Saturday, September 28, 2013

NYFF 2013: Inside Llewyn Davis














"An odyssey where the main character doesn't go anywhere," as Ethan Coen put it in the Q&A after the New York Film Festival press screening of the film, Inside Llewyn Davis begins at the Gaslight Café, a fictional Greenwich Village coffeehouse, in 1961. After watching the title character (a mesmerizing Oscar Isaac) perform a soulful interpretation of an old folk song and then get beaten up in an inky back alley, we circle back in time to follow him as he couch-surfs his way around New York, hitches rides to Chicago and back, and visits, you suspect, just about everyone he loves or needs something from: his enraged ex-lover, Jean (Carey Mulligan); his sister (Jeanine Serralles), whose patience is fraying fast; his impossible-to-please father (Stan Carp), who's wasting away in a nursing home; his deceptively abusive, apparently avuncular agent, Mel (Jerry Grayson); and the kind, middle-aged couple (Ethan Phillips and Robin Bartlett) whose comfortably bohemian-ish apartment is the closest thing Llewyn has to a home base.

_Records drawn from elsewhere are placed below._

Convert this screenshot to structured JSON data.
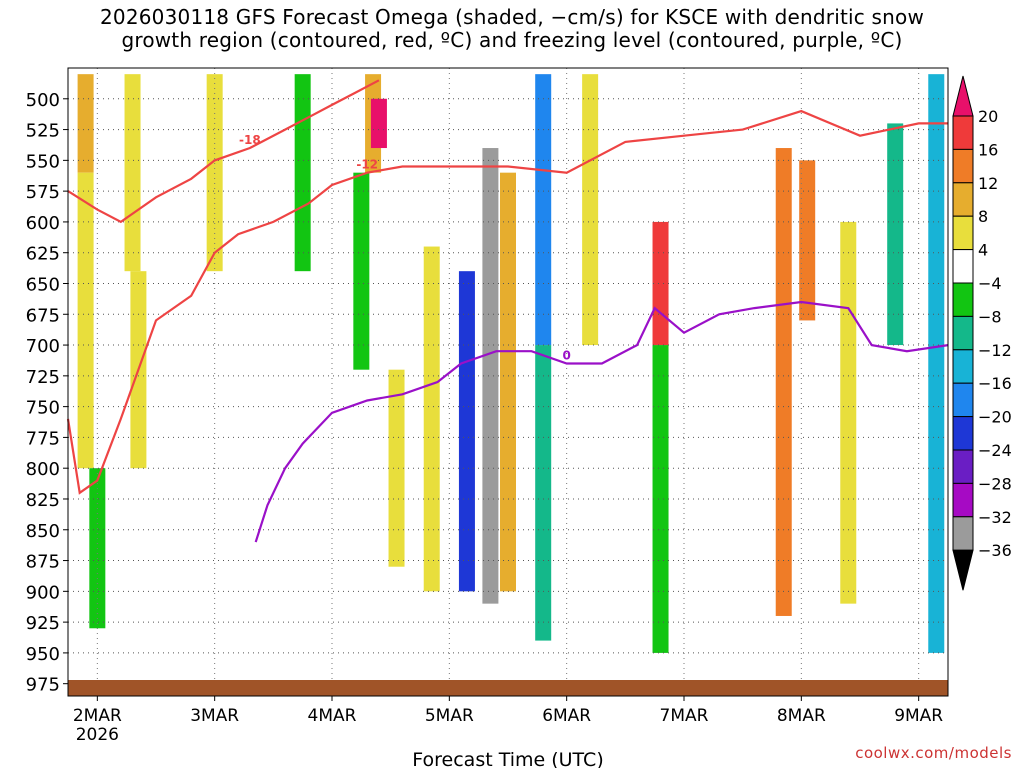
{
  "title_lines": [
    "2026030118 GFS Forecast Omega (shaded, −cm/s) for KSCE with dendritic snow",
    "growth region (contoured, red, ºC) and freezing level (contoured, purple, ºC)"
  ],
  "credit": "coolwx.com/models",
  "chart_data": {
    "type": "heatmap",
    "xlabel": "Forecast Time (UTC)",
    "ylabel": "",
    "x_ticks": [
      "2MAR",
      "3MAR",
      "4MAR",
      "5MAR",
      "6MAR",
      "7MAR",
      "8MAR",
      "9MAR"
    ],
    "x_tick_days": [
      2,
      3,
      4,
      5,
      6,
      7,
      8,
      9
    ],
    "x_first_tick_sublabel": "2026",
    "xlim_days": [
      1.75,
      9.25
    ],
    "y_ticks": [
      500,
      525,
      550,
      575,
      600,
      625,
      650,
      675,
      700,
      725,
      750,
      775,
      800,
      825,
      850,
      875,
      900,
      925,
      950,
      975
    ],
    "ylim_hpa": [
      475,
      985
    ],
    "grid": true,
    "colorbar_labels": [
      "20",
      "16",
      "12",
      "8",
      "4",
      "−4",
      "−8",
      "−12",
      "−16",
      "−20",
      "−24",
      "−28",
      "−32",
      "−36"
    ],
    "colorbar_colors": [
      "#e8106a",
      "#ef3a3a",
      "#ef7c27",
      "#e6ad2e",
      "#e8de3c",
      "#ffffff",
      "#12c512",
      "#14b88a",
      "#18b3d6",
      "#1f86ee",
      "#1e37d6",
      "#6a1ec4",
      "#a60ac4",
      "#9b9b9b",
      "#000000"
    ],
    "omega_cells": [
      {
        "day": 1.9,
        "p0": 480,
        "p1": 560,
        "value": 10
      },
      {
        "day": 1.9,
        "p0": 560,
        "p1": 800,
        "value": 5
      },
      {
        "day": 2.3,
        "p0": 480,
        "p1": 640,
        "value": 5
      },
      {
        "day": 2.35,
        "p0": 640,
        "p1": 800,
        "value": 4.5
      },
      {
        "day": 2.0,
        "p0": 800,
        "p1": 930,
        "value": -6
      },
      {
        "day": 3.0,
        "p0": 480,
        "p1": 640,
        "value": 5
      },
      {
        "day": 3.75,
        "p0": 480,
        "p1": 640,
        "value": -6
      },
      {
        "day": 4.35,
        "p0": 480,
        "p1": 560,
        "value": 10
      },
      {
        "day": 4.4,
        "p0": 500,
        "p1": 540,
        "value": 20
      },
      {
        "day": 4.25,
        "p0": 560,
        "p1": 720,
        "value": -6
      },
      {
        "day": 4.55,
        "p0": 720,
        "p1": 880,
        "value": 5
      },
      {
        "day": 4.85,
        "p0": 620,
        "p1": 900,
        "value": 5
      },
      {
        "day": 5.15,
        "p0": 640,
        "p1": 900,
        "value": -20
      },
      {
        "day": 5.35,
        "p0": 540,
        "p1": 910,
        "value": -32
      },
      {
        "day": 5.5,
        "p0": 560,
        "p1": 900,
        "value": 8
      },
      {
        "day": 5.8,
        "p0": 480,
        "p1": 700,
        "value": -16
      },
      {
        "day": 5.8,
        "p0": 700,
        "p1": 940,
        "value": -10
      },
      {
        "day": 6.2,
        "p0": 480,
        "p1": 700,
        "value": 6
      },
      {
        "day": 6.8,
        "p0": 600,
        "p1": 700,
        "value": 18
      },
      {
        "day": 6.8,
        "p0": 700,
        "p1": 950,
        "value": -6
      },
      {
        "day": 7.85,
        "p0": 540,
        "p1": 920,
        "value": 12
      },
      {
        "day": 8.05,
        "p0": 550,
        "p1": 680,
        "value": 14
      },
      {
        "day": 8.4,
        "p0": 600,
        "p1": 910,
        "value": 5
      },
      {
        "day": 8.8,
        "p0": 520,
        "p1": 700,
        "value": -8
      },
      {
        "day": 9.15,
        "p0": 480,
        "p1": 950,
        "value": -12
      }
    ],
    "contours": [
      {
        "label": "-18",
        "color": "#ee4444",
        "days": [
          1.75,
          2.0,
          2.2,
          2.5,
          2.8,
          3.0,
          3.3,
          3.6,
          3.8,
          4.0,
          4.2,
          4.4
        ],
        "p": [
          575,
          590,
          600,
          580,
          565,
          550,
          540,
          525,
          515,
          505,
          495,
          485
        ]
      },
      {
        "label": "-12",
        "color": "#ee4444",
        "days": [
          1.75,
          1.85,
          2.0,
          2.2,
          2.5,
          2.8,
          3.0,
          3.2,
          3.5,
          3.8,
          4.0,
          4.3,
          4.6,
          5.0,
          5.5,
          6.0,
          6.5,
          7.0,
          7.5,
          8.0,
          8.5,
          9.0,
          9.25
        ],
        "p": [
          760,
          820,
          810,
          760,
          680,
          660,
          625,
          610,
          600,
          585,
          570,
          560,
          555,
          555,
          555,
          560,
          535,
          530,
          525,
          510,
          530,
          520,
          520
        ]
      },
      {
        "label": "0",
        "color": "#9a10c8",
        "days": [
          3.35,
          3.45,
          3.6,
          3.75,
          4.0,
          4.3,
          4.6,
          4.9,
          5.1,
          5.4,
          5.7,
          6.0,
          6.3,
          6.6,
          6.75,
          7.0,
          7.3,
          7.6,
          8.0,
          8.4,
          8.6,
          8.9,
          9.25
        ],
        "p": [
          860,
          830,
          800,
          780,
          755,
          745,
          740,
          730,
          715,
          705,
          705,
          715,
          715,
          700,
          670,
          690,
          675,
          670,
          665,
          670,
          700,
          705,
          700
        ]
      }
    ]
  }
}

Over the two days covered in the movie, Llewyn gets two chances at a big break. He performs T Bone Burnett’s arrangements beautifully both times, but that doesn't matter: Like so many other genuinely talented people who just never get lucky, he winds up like the movie, back where he began. Hyper-attentive to telling details as it anatomizes a particular place and time, and studded with comically exaggerated characters that never feel less than fully human, Inside Llewyn Davis dances along the line between tribute and (loving) satire, like Philippe Petit between the Twin Towers. Just as you start to snicker at the self-serious young beatniks smoking soulfully in the audience, or at the quartet in fishermen's sweaters who sing nasal Irish folk songs, lingering a little too long on their consonants, here comes Llewyn, seducing us with his soulful sincerity and the spare beauty of the songs that he sings. Even the light is intense when he's on stage, broad rays of blinding white fighting their way through shrouds of cigarette smoke to illuminate his big brown eyes.

Like the folk scene it immerses us in, Inside Llewyn Davis is intrigued by authenticity—what it's worth, what defines it, and the irony of thinking you can find your true self by fitting into the narrow constructs of a soon-to-fade fad. It also has lots of points to score, in a roundabout, masse-shot kind of way, about the charming narcissism of youth and the extent to which professional performers are obsessed with creating and honing their images—like the rest of us, only times 10.
All those points hit home only because the Coens and their collaborators get the look and the feel and the sound of things so right. You sense it in your bones when Llewyn slips off a shoe in a diner to give his sodden sock a chance to dry out, or gets beaten in an alley by a man who emerges from the shadows to hit him like a piledriver. And the album covers the filmmakers created for their fictional musicians are so perfectly evocative of the time and place and sensibility they've resurrecting here that you don't know whether to laugh or cry as they strain to be "real."